Sie setzen schon viele Jahre mobile Technologien in Ihrem Unterricht ein. Was sind deren grössten Vorteile?
Andres Streiff: Sie sind innerhalb von Sekunden dort verfügbar, wo man sie gerade braucht – ein Werkzeug braucht man dort, wo man arbeitet. Sie motivieren und funktionieren einfach.
Welche mobile Technologie ist in Schweizer Schulen am häufigsten anzutreffen?

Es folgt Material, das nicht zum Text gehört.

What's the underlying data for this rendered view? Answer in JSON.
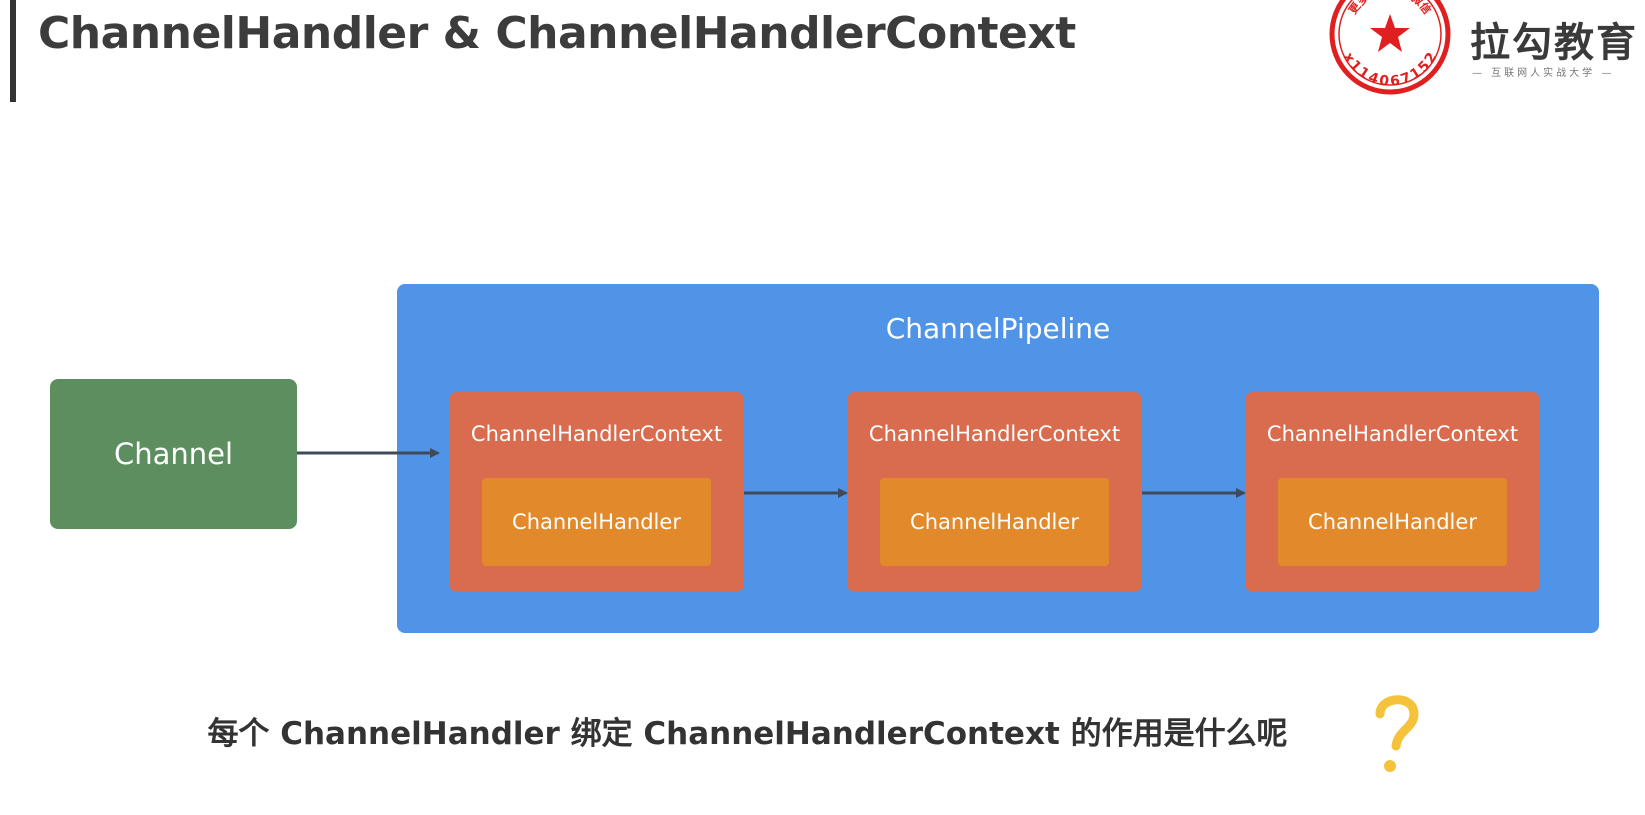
{
  "header": {
    "title": "ChannelHandler & ChannelHandlerContext"
  },
  "brand": {
    "name": "拉勾教育",
    "slogan": "— 互联网人实战大学 —",
    "seal_text_top": "更多资源请+微信",
    "seal_text_bottom": "x114067152"
  },
  "diagram": {
    "channel_label": "Channel",
    "pipeline_label": "ChannelPipeline",
    "contexts": [
      {
        "label": "ChannelHandlerContext",
        "handler": "ChannelHandler"
      },
      {
        "label": "ChannelHandlerContext",
        "handler": "ChannelHandler"
      },
      {
        "label": "ChannelHandlerContext",
        "handler": "ChannelHandler"
      }
    ]
  },
  "question": {
    "text": "每个 ChannelHandler 绑定 ChannelHandlerContext 的作用是什么呢"
  },
  "colors": {
    "channel": "#5d8e5f",
    "pipeline": "#4f94e6",
    "context": "#d96b4f",
    "handler": "#e2892b",
    "seal": "#e02020",
    "question_mark": "#f5c33b",
    "arrow": "#3f4a5c"
  },
  "icons": {
    "seal": "red-star-seal-icon",
    "question": "question-mark-icon"
  }
}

Da findet man alles. Es ist noch etwas konzeptlos. Meiner Ansicht nach braucht es an Schulen nur noch einen fixen PC-Raum und iPads. Damit kann alles abgedeckt werden. Notebooks müssen, meine ich, nicht mehr erneuert werden. Auf längere Sicht braucht es nur noch iPads, und zwar für jeden Schüler eines mit einer vorgegebenen App-Kollektion. Aber ich kam mit diesem Vorschlag im eigenen Lehrerzimmer nicht durch. Als ICT-Verantwortlicher musste ich gerade beides, iPads und Notebooks, anschaffen. Die iPads installierte ich bereits, jetzt muss ich noch die Notebooks vernetzten, was ein riesiger Zusatzaufwand ist, da der Gerätepark nicht einheitlich ist.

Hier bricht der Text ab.